There has been little I've had to say lately, and part of that I suppose comes from the dullness of the routine - the back and forth a million times a day driving kids and husband and mother to where they need to go. It is very easy now to lose track of individual days, sometimes even weeks go by and I make no tracking of one day as any different from any other.
Today something happened.
Jeanette had a seizure outside her workplace, just as we were pulling up in fact to pick her up for a doctor's appointment (she hadn't been feeling well). She was lying there convulsing on the ground surrounded by her co-workers, and there was a sort of surrealism to it like sound and sight and all just spiraled and distorted. There is just something that happens when you see your child lying there on the ground and you think about when they were born and how this might be the last moment you will see them and all the things you fight about seem petty and insignificant. There are a lot of times when I do not like how the kids are right now, these teenage years and their attitudes of entitlement and how they are often rather belligerent and self-centered. But still, there is the hope that you will have years beyond these times in which things can balance and normalize and at least get back to some semblance of the affection you had for each other in younger years.

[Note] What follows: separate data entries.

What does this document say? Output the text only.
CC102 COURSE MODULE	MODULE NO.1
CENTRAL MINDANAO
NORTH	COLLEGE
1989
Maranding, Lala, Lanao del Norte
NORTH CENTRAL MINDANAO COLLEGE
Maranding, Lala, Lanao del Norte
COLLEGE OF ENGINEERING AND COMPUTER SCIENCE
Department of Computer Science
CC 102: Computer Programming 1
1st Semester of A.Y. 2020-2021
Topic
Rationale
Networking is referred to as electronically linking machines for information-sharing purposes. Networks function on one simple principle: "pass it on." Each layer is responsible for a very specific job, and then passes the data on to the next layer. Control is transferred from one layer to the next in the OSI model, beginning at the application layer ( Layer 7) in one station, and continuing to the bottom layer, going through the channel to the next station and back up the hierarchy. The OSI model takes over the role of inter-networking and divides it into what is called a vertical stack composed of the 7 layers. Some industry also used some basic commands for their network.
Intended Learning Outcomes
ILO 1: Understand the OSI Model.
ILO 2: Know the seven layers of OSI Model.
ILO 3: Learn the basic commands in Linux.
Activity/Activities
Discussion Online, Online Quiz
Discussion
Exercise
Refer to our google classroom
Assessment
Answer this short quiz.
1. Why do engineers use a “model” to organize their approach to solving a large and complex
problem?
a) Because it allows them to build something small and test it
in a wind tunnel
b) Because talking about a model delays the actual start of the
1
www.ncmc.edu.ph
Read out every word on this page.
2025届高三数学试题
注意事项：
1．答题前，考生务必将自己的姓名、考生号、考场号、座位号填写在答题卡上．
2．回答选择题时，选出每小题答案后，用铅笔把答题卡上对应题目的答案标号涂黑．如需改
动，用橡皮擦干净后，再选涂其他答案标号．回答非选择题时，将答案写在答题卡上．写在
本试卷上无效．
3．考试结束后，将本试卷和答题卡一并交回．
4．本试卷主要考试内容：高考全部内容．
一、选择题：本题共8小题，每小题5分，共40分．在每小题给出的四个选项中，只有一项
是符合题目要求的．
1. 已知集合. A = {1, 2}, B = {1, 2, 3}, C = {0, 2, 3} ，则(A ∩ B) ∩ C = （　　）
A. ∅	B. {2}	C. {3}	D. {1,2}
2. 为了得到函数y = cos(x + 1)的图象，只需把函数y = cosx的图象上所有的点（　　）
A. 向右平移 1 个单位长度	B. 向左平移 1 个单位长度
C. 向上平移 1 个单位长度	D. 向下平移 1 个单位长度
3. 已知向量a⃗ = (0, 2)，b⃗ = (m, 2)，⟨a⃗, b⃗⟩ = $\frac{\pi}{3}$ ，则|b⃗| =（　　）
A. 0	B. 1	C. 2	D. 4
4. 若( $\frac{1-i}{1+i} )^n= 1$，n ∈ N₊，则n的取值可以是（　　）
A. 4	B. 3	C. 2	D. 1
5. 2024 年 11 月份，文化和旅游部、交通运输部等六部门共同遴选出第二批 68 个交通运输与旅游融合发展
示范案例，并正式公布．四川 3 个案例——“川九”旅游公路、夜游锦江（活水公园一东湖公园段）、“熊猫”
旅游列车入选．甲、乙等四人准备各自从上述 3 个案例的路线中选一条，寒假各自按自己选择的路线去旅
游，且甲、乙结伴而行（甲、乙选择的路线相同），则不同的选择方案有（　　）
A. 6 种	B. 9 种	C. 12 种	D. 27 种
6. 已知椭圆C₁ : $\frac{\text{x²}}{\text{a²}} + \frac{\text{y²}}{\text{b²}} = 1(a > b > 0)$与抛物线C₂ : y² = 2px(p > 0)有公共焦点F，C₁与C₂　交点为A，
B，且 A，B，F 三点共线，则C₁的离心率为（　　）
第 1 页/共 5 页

And in a moment you wonder if you have lost that chance forever, and then she comes out of it and you release a breath you didn't realize you were holding and you will know that you love this child no matter what shitty things she says to you on a nearly continual basis because that is just the way of things.
My father died as the weather was turning warm, as the flowers were starting to bloom and life was renewing itself. I always thought that a particularly ironic time to die, and at this time of year my thoughts ever turn to death and really I thought I would be more likely to be the one lying on the ground having a near-death because of all the problems I have. You never think it will be your child. Old people sure, you expect it somewhat, and when you are sickly yourself you kind of think about the possibility. But not a kid, not you kid.
It's like that.
Nathan visited us for a few days last week. That was really nice. I went to the Bus Stop Cafe, and my friend Joey was performing there and asked me to come up and read one of my poems during his set and I did with him and his friends providing background music. That was really nice. There have been some good times, some points of light. I am writing a lot. I am still working on my German (plucking away at the new language, word by word). We have purchased our shed and it will be on the way soon and we have a sort of business plan.
Hanging in there, though sometimes it's a lot more 'hang' and a lot less 'in'.
Tomorrow's agenda includes finding a neurologist then figuring out how we're going to pay for one.